Deux légitimités, un seul pays
D’un côté, Ousmane Sonko incarne l’éveil d’une conscience patriotique et l’aspiration à une souveraineté assumée. Son intérêt pour le Sénégal réside dans sa capacité à mobiliser les énergies, à bousculer les anciens paradigmes et à porter un projet de transformation sociale profonde. Il reste l’âme politique d’un mouvement qui a redonné espoir à des millions de citoyens.
De l’autre, Bassirou Diomaye Faye incarne l’intérêt institutionnel et la stabilité de l’État. En tant que Président de la République, il est le garant de l’unité nationale, l’interlocuteur des partenaires internationaux et le protecteur des institutions. Sa mission est de transformer les aspirations politiques en politiques publiques concrètes, dans le respect de l’ordre républicain.
La nécessité d’une reconnaissance mutuelle
L’intérêt du Sénégal commande que chacun reconnaisse la légitimité de l’autre. Cependant, l’exercice du pouvoir n’est pas un jeu de rôles partagés. Si cette reconnaissance mutuelle ne parvient pas à instaurer une harmonie fonctionnelle, l’issue sera inévitablement la séparation pour l’intérêt du pays. Car au-delà des hommes, c’est la marche de la Nation qui est en jeu.

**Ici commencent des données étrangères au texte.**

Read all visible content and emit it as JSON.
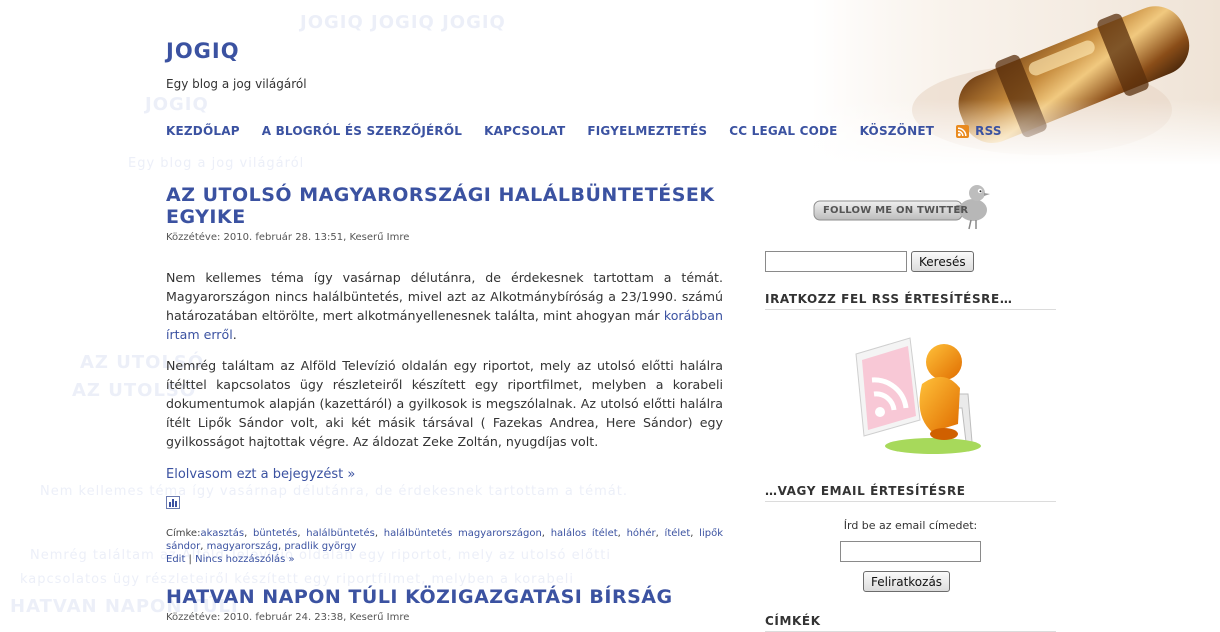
{
  "site": {
    "title": "JOGIQ",
    "tagline": "Egy blog a jog világáról"
  },
  "nav": {
    "items": [
      "KEZDŐLAP",
      "A BLOGRÓL ÉS SZERZŐJÉRŐL",
      "KAPCSOLAT",
      "FIGYELMEZTETÉS",
      "CC LEGAL CODE",
      "KÖSZÖNET"
    ],
    "rss_label": "RSS"
  },
  "posts": [
    {
      "title": "AZ UTOLSÓ MAGYARORSZÁGI HALÁLBÜNTETÉSEK EGYIKE",
      "meta": "Közzétéve: 2010. február 28. 13:51, Keserű Imre",
      "p1_text": "Nem kellemes téma így vasárnap délutánra, de érdekesnek tartottam a témát. Magyarországon nincs halálbüntetés, mivel azt az Alkotmánybíróság a 23/1990. számú határozatában eltörölte, mert alkotmányellenesnek találta, mint ahogyan már",
      "p1_link": "korábban írtam erről",
      "p1_end": ".",
      "p2": "Nemrég találtam az Alföld Televízió oldalán egy riportot, mely az utolsó előtti halálra ítélttel kapcsolatos ügy részleteiről készített egy riportfilmet, melyben a korabeli dokumentumok alapján (kazettáról) a gyilkosok is megszólalnak. Az utolsó előtti halálra ítélt Lipők Sándor volt, aki két másik társával ( Fazekas Andrea, Here Sándor) egy gyilkosságot hajtottak végre. Az áldozat Zeke Zoltán, nyugdíjas volt.",
      "read_more": "Elolvasom ezt a bejegyzést »",
      "tags_label": "Címke:",
      "tags": [
        "akasztás",
        "büntetés",
        "halálbüntetés",
        "halálbüntetés magyarországon",
        "halálos ítélet",
        "hóhér",
        "ítélet",
        "lipők sándor",
        "magyarország",
        "pradlik györgy"
      ],
      "edit_label": "Edit",
      "separator": " | ",
      "comments": "Nincs hozzászólás »"
    },
    {
      "title": "HATVAN NAPON TÚLI KÖZIGAZGATÁSI BÍRSÁG",
      "meta": "Közzétéve: 2010. február 24. 23:38, Keserű Imre"
    }
  ],
  "sidebar": {
    "twitter_label": "FOLLOW ME ON TWITTER",
    "search_button": "Keresés",
    "search_value": "",
    "rss_widget_title": "IRATKOZZ FEL RSS ÉRTESÍTÉSRE…",
    "email_widget_title": "…VAGY EMAIL ÉRTESÍTÉSRE",
    "email_label": "Írd be az email címedet:",
    "subscribe_button": "Feliratkozás",
    "tags_widget_title": "CÍMKÉK"
  },
  "colors": {
    "link": "#3b52a1",
    "rss_orange": "#e98a1e"
  }
}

Un État ne peut fonctionner avec deux têtes pensantes si elles ne regardent pas dans la même direction.
Le Président, seul gardien de la Constitution
Dans ce moment de doute, le Président doit prendre ses responsabilités. Ayant reçu l’aval du peuple sénégalais par le suffrage universel majoritaire, il est le seul détenteur de la légitimité suprême. La Constitution, notre boussole commune, ne reconnaît qu’un seul chef de l’exécutif. Pour l’intérêt du pays, le Président Faye doit s’affirmer comme le garant de la continuité de l’État.
Le Sénégal au-dessus des fractions
Certains craignent de froisser la jeunesse, soutien historique du projet. Mais il faut le dire avec force : le Sénégal passe avant les jeunes, et ceux-ci sont confondus dans la masse souveraine du peuple. Gouverner pour l’intérêt général, c’est parfois prendre des décisions difficiles pour préserver la stabilité nationale au-delà des émotions du moment.
Conclusion : La maturité ou la rupture
L’intérêt du Sénégal réside aujourd’hui dans la clarté. Soit le tandem se réinvente par une reconnaissance sincère des rôles de chacun, soit il s’efface pour laisser place à une autorité présidentielle pleinement assumée. Dans tous les cas, le respect des institutions doit primer. Car si les leaders passent, l’architecture du Sénégal, elle, doit demeurer forte, unie et stable.